The explanation is aptly tucked into a succinct nutshell by Whiff-Guy C. Russell Brumfield: “When we smell, we feel.” Our sense of smell is the most direct expressway to our brains, leaving all other senses in the dust. When the other senses (sight, sound, taste, touch) reach our receptive centers, they are first routed through the interpretive reasoning centers of the left brain, needing to be identified and assimilated before circuitously making it to the emotional centers which tell us how we feel about the information. But when the olfactory bulb detects a smell—while we are eating, drinking, making love, having an emotional experience, or simply shopping for shoes—it alerts the cerebral cortex and sends a chemical message directly into the limbic system of the right brain, before any left-brain analysis can muddy the waters.

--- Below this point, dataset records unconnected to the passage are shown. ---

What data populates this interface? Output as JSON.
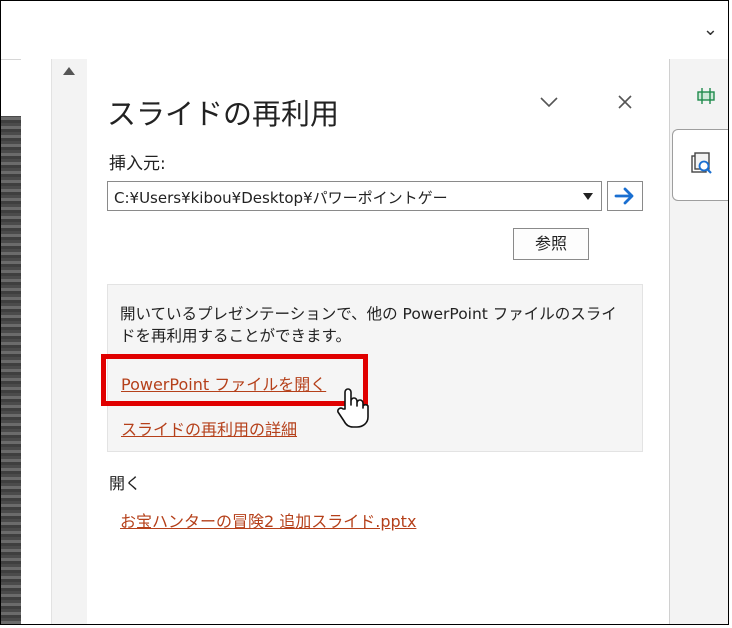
{
  "panel": {
    "title": "スライドの再利用",
    "insert_from_label": "挿入元:",
    "path_value": "C:¥Users¥kibou¥Desktop¥パワーポイントゲー",
    "browse_label": "参照",
    "info_text": "開いているプレゼンテーションで、他の PowerPoint ファイルのスライドを再利用することができます。",
    "open_file_link": "PowerPoint ファイルを開く",
    "details_link": "スライドの再利用の詳細",
    "open_section_label": "開く",
    "recent_file": "お宝ハンターの冒険2 追加スライド.pptx"
  },
  "icons": {
    "topbar_chevron": "chevron-down-icon",
    "pane_options": "chevron-down-icon",
    "close": "close-icon",
    "go": "arrow-right-icon",
    "scroll_up": "scroll-up-arrow-icon",
    "rail_top": "guides-icon",
    "rail_tab": "reuse-slides-icon",
    "cursor": "hand-pointer-icon"
  },
  "colors": {
    "link": "#b5401a",
    "highlight": "#e00000",
    "go_arrow": "#1a6fd1"
  }
}
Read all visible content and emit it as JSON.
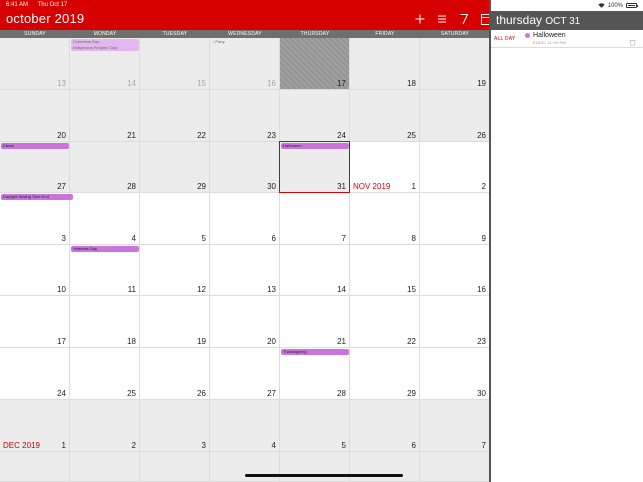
{
  "status": {
    "time": "6:41 AM",
    "date": "Thu Oct 17",
    "battery": "100%",
    "battery_level": 1.0
  },
  "header": {
    "month": "october",
    "year": "2019",
    "actions": [
      {
        "name": "add",
        "glyph": "+"
      },
      {
        "name": "list",
        "glyph": "≡"
      },
      {
        "name": "today",
        "glyph": "7"
      },
      {
        "name": "toggle-panel",
        "glyph": "▭"
      }
    ]
  },
  "weekdays": [
    "SUNDAY",
    "MONDAY",
    "TUESDAY",
    "WEDNESDAY",
    "THURSDAY",
    "FRIDAY",
    "SATURDAY"
  ],
  "weeks": [
    [
      {
        "day": "13",
        "state": "past-faded"
      },
      {
        "day": "14",
        "state": "past-faded"
      },
      {
        "day": "15",
        "state": "past-faded"
      },
      {
        "day": "16",
        "state": "past-faded"
      },
      {
        "day": "17",
        "state": "today"
      },
      {
        "day": "18",
        "state": "past"
      },
      {
        "day": "19",
        "state": "past"
      }
    ],
    [
      {
        "day": "20",
        "state": "past"
      },
      {
        "day": "21",
        "state": "past"
      },
      {
        "day": "22",
        "state": "past"
      },
      {
        "day": "23",
        "state": "past"
      },
      {
        "day": "24",
        "state": "past"
      },
      {
        "day": "25",
        "state": "past"
      },
      {
        "day": "26",
        "state": "past"
      }
    ],
    [
      {
        "day": "27",
        "state": "past"
      },
      {
        "day": "28",
        "state": "past"
      },
      {
        "day": "29",
        "state": "past"
      },
      {
        "day": "30",
        "state": "past"
      },
      {
        "day": "31",
        "state": "past"
      },
      {
        "day": "1",
        "state": "future",
        "month_label": "NOV 2019"
      },
      {
        "day": "2",
        "state": "future"
      }
    ],
    [
      {
        "day": "3",
        "state": "future"
      },
      {
        "day": "4",
        "state": "future"
      },
      {
        "day": "5",
        "state": "future"
      },
      {
        "day": "6",
        "state": "future"
      },
      {
        "day": "7",
        "state": "future"
      },
      {
        "day": "8",
        "state": "future"
      },
      {
        "day": "9",
        "state": "future"
      }
    ],
    [
      {
        "day": "10",
        "state": "future"
      },
      {
        "day": "11",
        "state": "future"
      },
      {
        "day": "12",
        "state": "future"
      },
      {
        "day": "13",
        "state": "future"
      },
      {
        "day": "14",
        "state": "future"
      },
      {
        "day": "15",
        "state": "future"
      },
      {
        "day": "16",
        "state": "future"
      }
    ],
    [
      {
        "day": "17",
        "state": "future"
      },
      {
        "day": "18",
        "state": "future"
      },
      {
        "day": "19",
        "state": "future"
      },
      {
        "day": "20",
        "state": "future"
      },
      {
        "day": "21",
        "state": "future"
      },
      {
        "day": "22",
        "state": "future"
      },
      {
        "day": "23",
        "state": "future"
      }
    ],
    [
      {
        "day": "24",
        "state": "future"
      },
      {
        "day": "25",
        "state": "future"
      },
      {
        "day": "26",
        "state": "future"
      },
      {
        "day": "27",
        "state": "future"
      },
      {
        "day": "28",
        "state": "future"
      },
      {
        "day": "29",
        "state": "future"
      },
      {
        "day": "30",
        "state": "future"
      }
    ],
    [
      {
        "day": "1",
        "state": "dec",
        "month_label": "DEC 2019"
      },
      {
        "day": "2",
        "state": "dec"
      },
      {
        "day": "3",
        "state": "dec"
      },
      {
        "day": "4",
        "state": "dec"
      },
      {
        "day": "5",
        "state": "dec"
      },
      {
        "day": "6",
        "state": "dec"
      },
      {
        "day": "7",
        "state": "dec"
      }
    ],
    [
      {
        "day": "",
        "state": "dec"
      },
      {
        "day": "",
        "state": "dec"
      },
      {
        "day": "",
        "state": "dec"
      },
      {
        "day": "",
        "state": "dec"
      },
      {
        "day": "",
        "state": "dec"
      },
      {
        "day": "",
        "state": "dec"
      },
      {
        "day": "",
        "state": "dec"
      }
    ]
  ],
  "events": [
    {
      "title": "Columbus Day",
      "week": 0,
      "col": 1,
      "span": 1,
      "row": 0,
      "style": "lilac"
    },
    {
      "title": "Indigenous Peoples' Day",
      "week": 0,
      "col": 1,
      "span": 1,
      "row": 1,
      "style": "lilac"
    },
    {
      "title": "Party",
      "week": 0,
      "col": 3,
      "span": 1,
      "row": 0,
      "style": "dot"
    },
    {
      "title": "Diwali",
      "week": 2,
      "col": 0,
      "span": 1,
      "row": 0,
      "style": "purple"
    },
    {
      "title": "Halloween",
      "week": 2,
      "col": 4,
      "span": 1,
      "row": 0,
      "style": "purple"
    },
    {
      "title": "Daylight Saving Time End",
      "week": 3,
      "col": 0,
      "span": 1,
      "row": 0,
      "style": "purple"
    },
    {
      "title": "Veterans Day",
      "week": 4,
      "col": 1,
      "span": 1,
      "row": 0,
      "style": "purple"
    },
    {
      "title": "Thanksgiving",
      "week": 6,
      "col": 4,
      "span": 1,
      "row": 0,
      "style": "purple"
    }
  ],
  "selected": {
    "week": 2,
    "col": 4
  },
  "panel": {
    "weekday": "thursday",
    "date": "OCT 31",
    "allday_label": "ALL DAY",
    "event_title": "Halloween",
    "event_sub": "ENDS: 11:59 PM"
  },
  "colors": {
    "accent": "#d60000",
    "event_purple": "#c975dd",
    "event_lilac": "#e3b7ee",
    "past_bg": "#ececec",
    "weekday_bar": "#6f6f6f",
    "panel_header": "#555555"
  }
}
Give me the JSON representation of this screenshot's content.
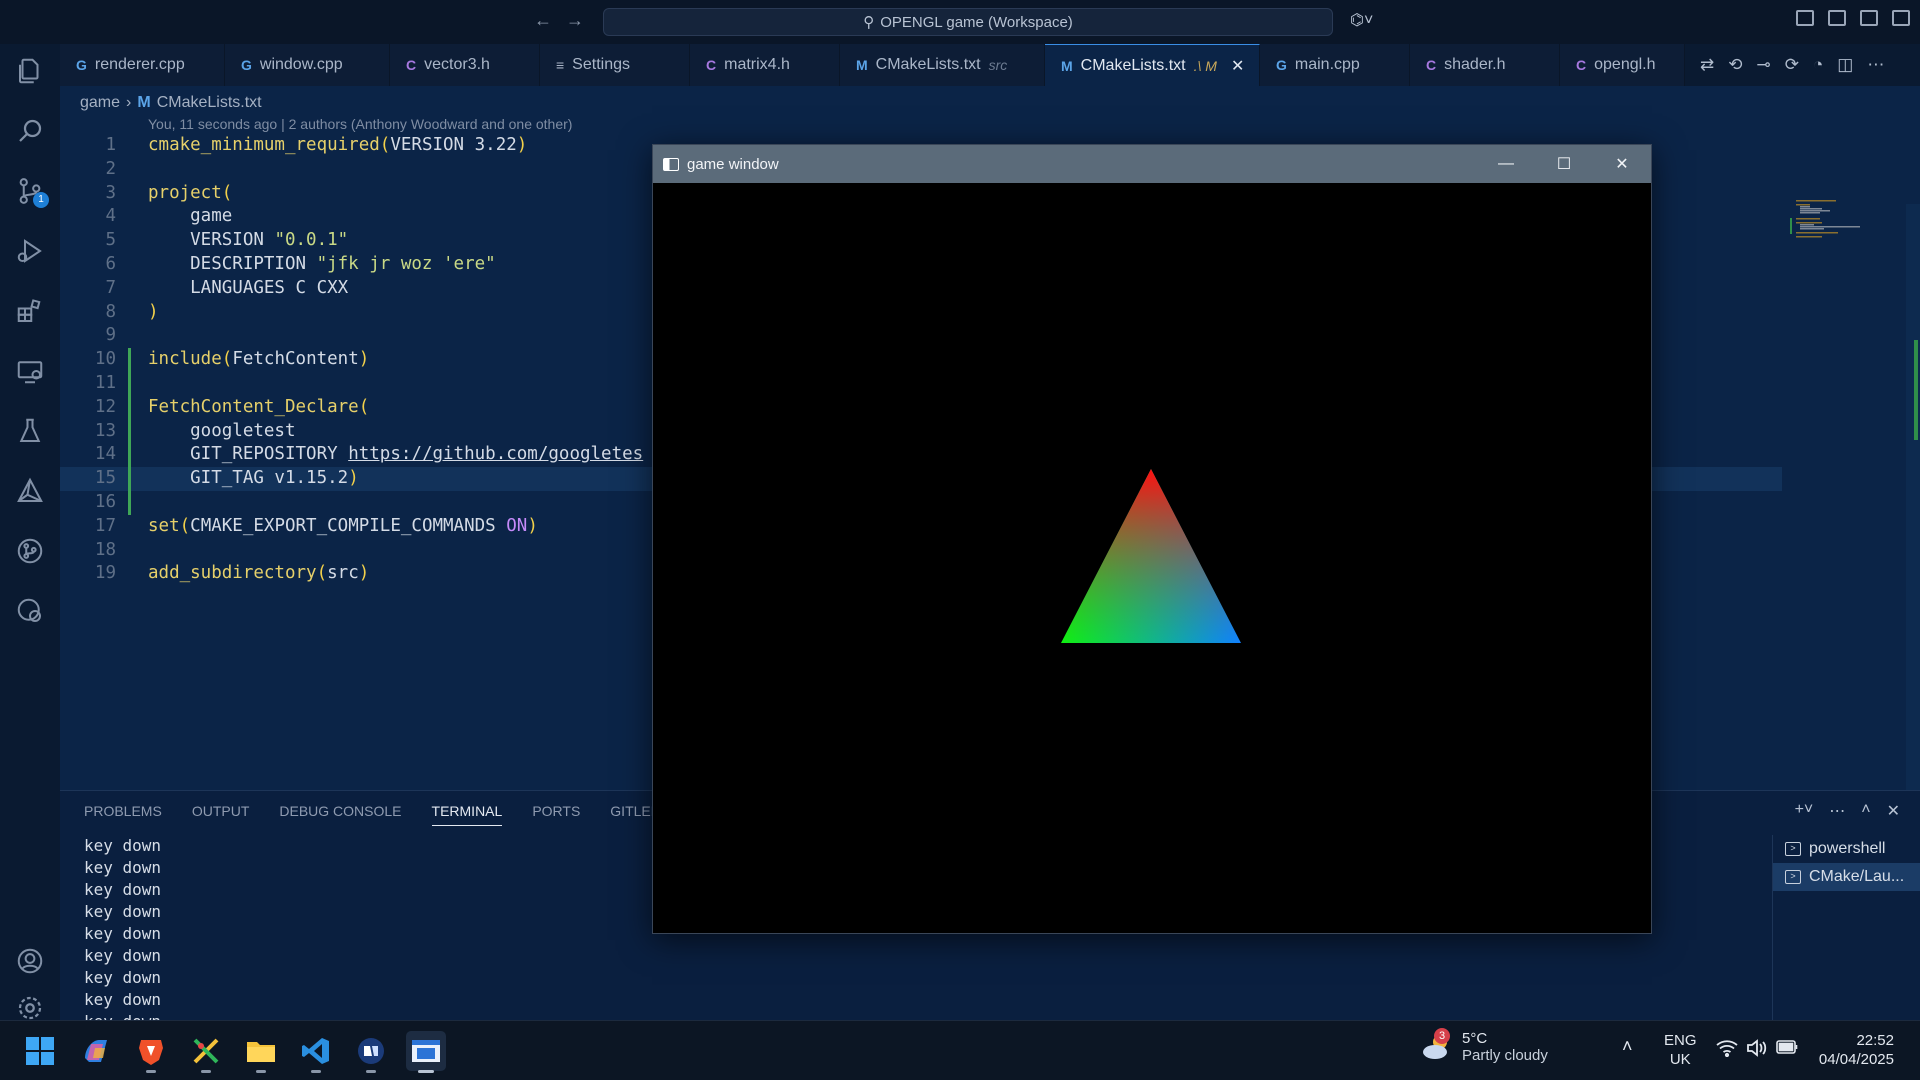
{
  "titlebar": {
    "search_text": "OPENGL game (Workspace)"
  },
  "tabs": [
    {
      "icon": "G",
      "kind": "cpp",
      "label": "renderer.cpp",
      "desc": ""
    },
    {
      "icon": "G",
      "kind": "cpp",
      "label": "window.cpp",
      "desc": ""
    },
    {
      "icon": "C",
      "kind": "c",
      "label": "vector3.h",
      "desc": ""
    },
    {
      "icon": "≡",
      "kind": "s",
      "label": "Settings",
      "desc": ""
    },
    {
      "icon": "C",
      "kind": "c",
      "label": "matrix4.h",
      "desc": ""
    },
    {
      "icon": "M",
      "kind": "m",
      "label": "CMakeLists.txt",
      "desc": "src"
    },
    {
      "icon": "M",
      "kind": "m",
      "label": "CMakeLists.txt",
      "desc": ".\\ M"
    },
    {
      "icon": "G",
      "kind": "cpp",
      "label": "main.cpp",
      "desc": ""
    },
    {
      "icon": "C",
      "kind": "c",
      "label": "shader.h",
      "desc": ""
    },
    {
      "icon": "C",
      "kind": "c",
      "label": "opengl.h",
      "desc": ""
    }
  ],
  "active_tab_index": 6,
  "breadcrumb": {
    "folder": "game",
    "file_icon": "M",
    "file": "CMakeLists.txt"
  },
  "blame": "You, 11 seconds ago | 2 authors (Anthony Woodward and one other)",
  "source_control_badge": "1",
  "code_lines": [
    {
      "n": "1",
      "tokens": [
        [
          "fn",
          "cmake_minimum_required"
        ],
        [
          "paren",
          "("
        ],
        [
          "txt",
          "VERSION 3.22"
        ],
        [
          "paren",
          ")"
        ]
      ]
    },
    {
      "n": "2",
      "tokens": []
    },
    {
      "n": "3",
      "tokens": [
        [
          "fn",
          "project"
        ],
        [
          "paren",
          "("
        ]
      ]
    },
    {
      "n": "4",
      "tokens": [
        [
          "txt",
          "    game"
        ]
      ]
    },
    {
      "n": "5",
      "tokens": [
        [
          "txt",
          "    VERSION "
        ],
        [
          "str",
          "\"0.0.1\""
        ]
      ]
    },
    {
      "n": "6",
      "tokens": [
        [
          "txt",
          "    DESCRIPTION "
        ],
        [
          "str",
          "\"jfk jr woz 'ere\""
        ]
      ]
    },
    {
      "n": "7",
      "tokens": [
        [
          "txt",
          "    LANGUAGES C CXX"
        ]
      ]
    },
    {
      "n": "8",
      "tokens": [
        [
          "paren",
          ")"
        ]
      ]
    },
    {
      "n": "9",
      "tokens": []
    },
    {
      "n": "10",
      "tokens": [
        [
          "fn",
          "include"
        ],
        [
          "paren",
          "("
        ],
        [
          "txt",
          "FetchContent"
        ],
        [
          "paren",
          ")"
        ]
      ]
    },
    {
      "n": "11",
      "tokens": []
    },
    {
      "n": "12",
      "tokens": [
        [
          "fn",
          "FetchContent_Declare"
        ],
        [
          "paren",
          "("
        ]
      ]
    },
    {
      "n": "13",
      "tokens": [
        [
          "txt",
          "    googletest"
        ]
      ]
    },
    {
      "n": "14",
      "tokens": [
        [
          "txt",
          "    GIT_REPOSITORY "
        ],
        [
          "url",
          "https://github.com/googletes"
        ]
      ]
    },
    {
      "n": "15",
      "tokens": [
        [
          "txt",
          "    GIT_TAG v1.15.2"
        ],
        [
          "paren",
          ")"
        ]
      ]
    },
    {
      "n": "16",
      "tokens": []
    },
    {
      "n": "17",
      "tokens": [
        [
          "fn",
          "set"
        ],
        [
          "paren",
          "("
        ],
        [
          "txt",
          "CMAKE_EXPORT_COMPILE_COMMANDS "
        ],
        [
          "kw",
          "ON"
        ],
        [
          "paren",
          ")"
        ]
      ]
    },
    {
      "n": "18",
      "tokens": []
    },
    {
      "n": "19",
      "tokens": [
        [
          "fn",
          "add_subdirectory"
        ],
        [
          "paren",
          "("
        ],
        [
          "txt",
          "src"
        ],
        [
          "paren",
          ")"
        ]
      ]
    }
  ],
  "panel": {
    "tabs": [
      "PROBLEMS",
      "OUTPUT",
      "DEBUG CONSOLE",
      "TERMINAL",
      "PORTS",
      "GITLENS"
    ],
    "active_tab": "TERMINAL",
    "terminal_lines": [
      "key down",
      "key down",
      "key down",
      "key down",
      "key down",
      "key down",
      "key down",
      "key down",
      "key down"
    ],
    "terminals": [
      "powershell",
      "CMake/Lau..."
    ]
  },
  "game_window": {
    "title": "game window"
  },
  "taskbar": {
    "weather_temp": "5°C",
    "weather_desc": "Partly cloudy",
    "weather_badge": "3",
    "lang_top": "ENG",
    "lang_bottom": "UK",
    "time": "22:52",
    "date": "04/04/2025"
  }
}
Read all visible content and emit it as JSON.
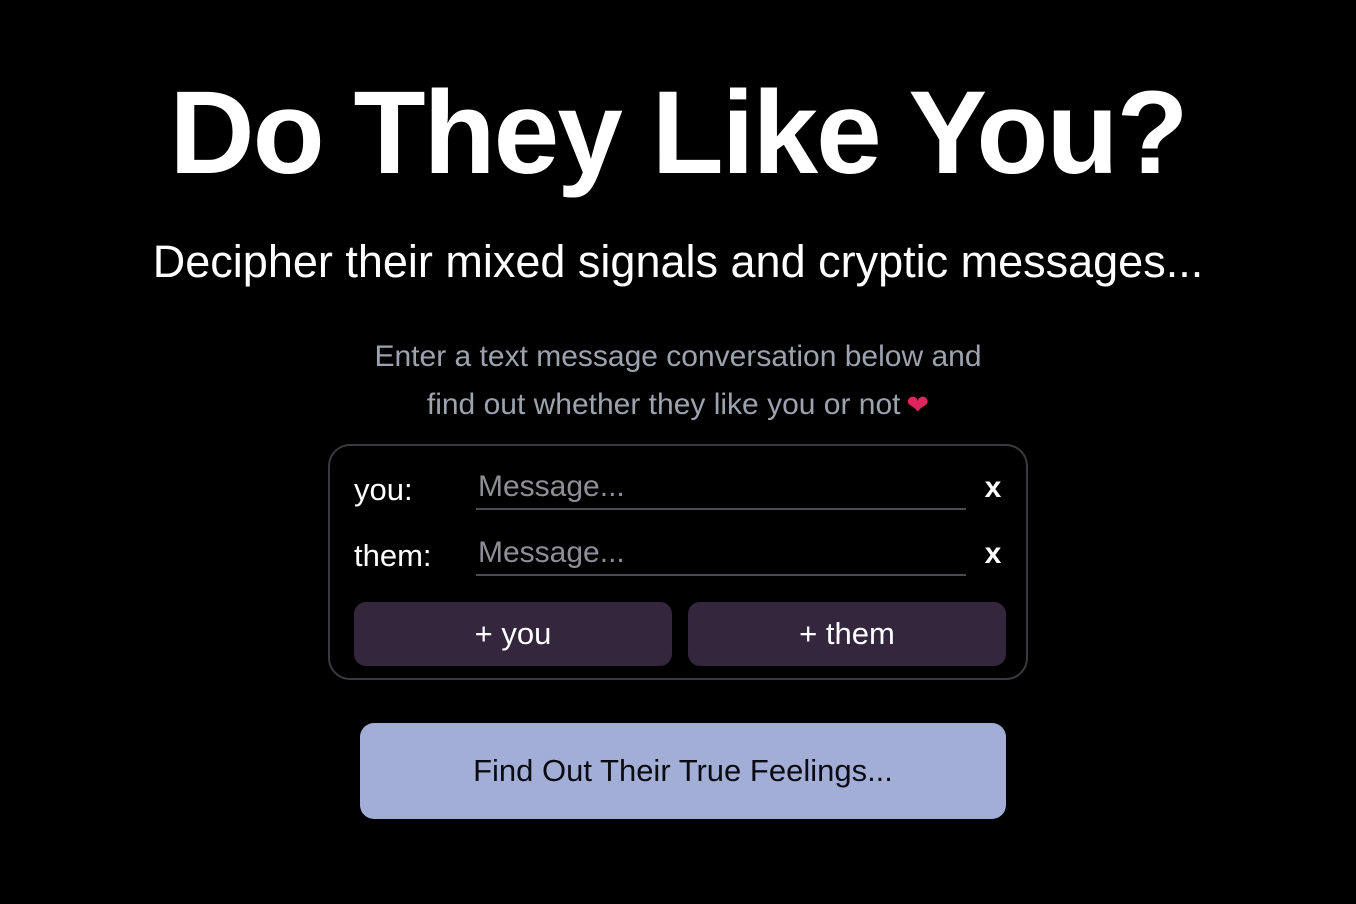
{
  "header": {
    "title": "Do They Like You?",
    "subtitle": "Decipher their mixed signals and cryptic messages..."
  },
  "intro": {
    "line1": "Enter a text message conversation below and",
    "line2": "find out whether they like you or not",
    "heart_icon": "❤"
  },
  "conversation": {
    "rows": [
      {
        "label": "you:",
        "value": "",
        "placeholder": "Message...",
        "remove_label": "x"
      },
      {
        "label": "them:",
        "value": "",
        "placeholder": "Message...",
        "remove_label": "x"
      }
    ],
    "add_you_label": "+ you",
    "add_them_label": "+ them"
  },
  "cta": {
    "label": "Find Out Their True Feelings..."
  },
  "colors": {
    "background": "#000000",
    "add_button_bg": "#33263d",
    "cta_bg": "#a3aed6",
    "heart": "#e0245e"
  }
}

Likewise unsurprised by the results of the study is Philip R. Muskin, a professor of clinical psychiatry at Columbia University, who points to the close proximity of the olfactory bulb and the limbic system (the part of the brain responsible for processing emotion) in the most ancient region of the brain, and freely admits his standing in that 2/3 ratio of men who seek comfort in the smell of absent loved ones. “I had an aunt who wore very heavy perfume,” he says. “When she passed away, her sister gave us one of her jewelry cases. Whenever you open it, the scent of her perfume just rushes out. And for an instant, it’s like she’s there.”